When Isobel was told about this she was horrified and was adamant that she would not move. The social worker made an application for an interim welfare guardianship order to give her the power to insist that Isobel move to the care home and she moved there two days later. Isobel thought she had no choice but to move when all the "official" paperwork was produced. The care home was located about 10 miles away but was quite remote and meant she would need to take two buses and a walk up a long drive to visit her friends and vice versa. As most of her friends were over 80 years of age this made it unlikely that they could visit regularly.

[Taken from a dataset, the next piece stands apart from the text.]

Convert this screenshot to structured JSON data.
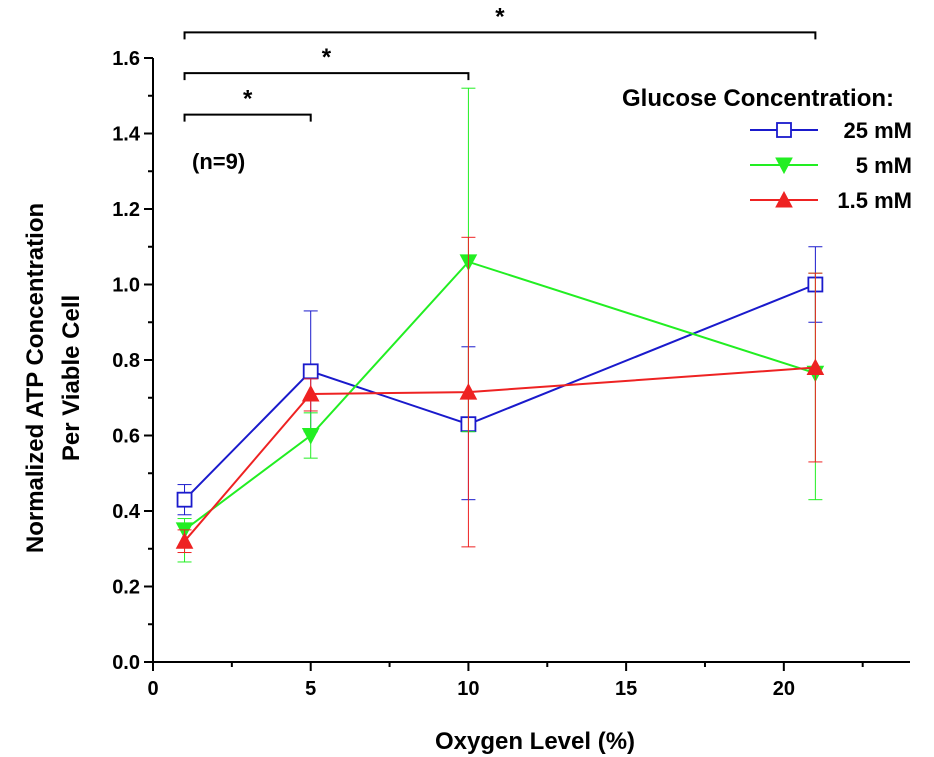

Unfortunately, Isobel suffered a fall shortly after her admission to the care home and fractured her hip. She took a long time to regain her mobility and by then had lost many of her housekeeping and social skills. Her last social worker had moved on to another post and because of her fall there was no plan put in place to try and get her back to her home, so she remained in the care home on a permanent basis.

In Isobel's case, so much more could have been done to keep her at home. The risk assessment concentrated only on the current risks and not on the benefits to her of remaining in her own home. A decision to move her to a care home was taken at a time of crisis in her life, the recent burglary had affected her greatly and she needed time and support to recover. Isobel also had no support to help her oppose the move; she had no family and no independent advocacy worker.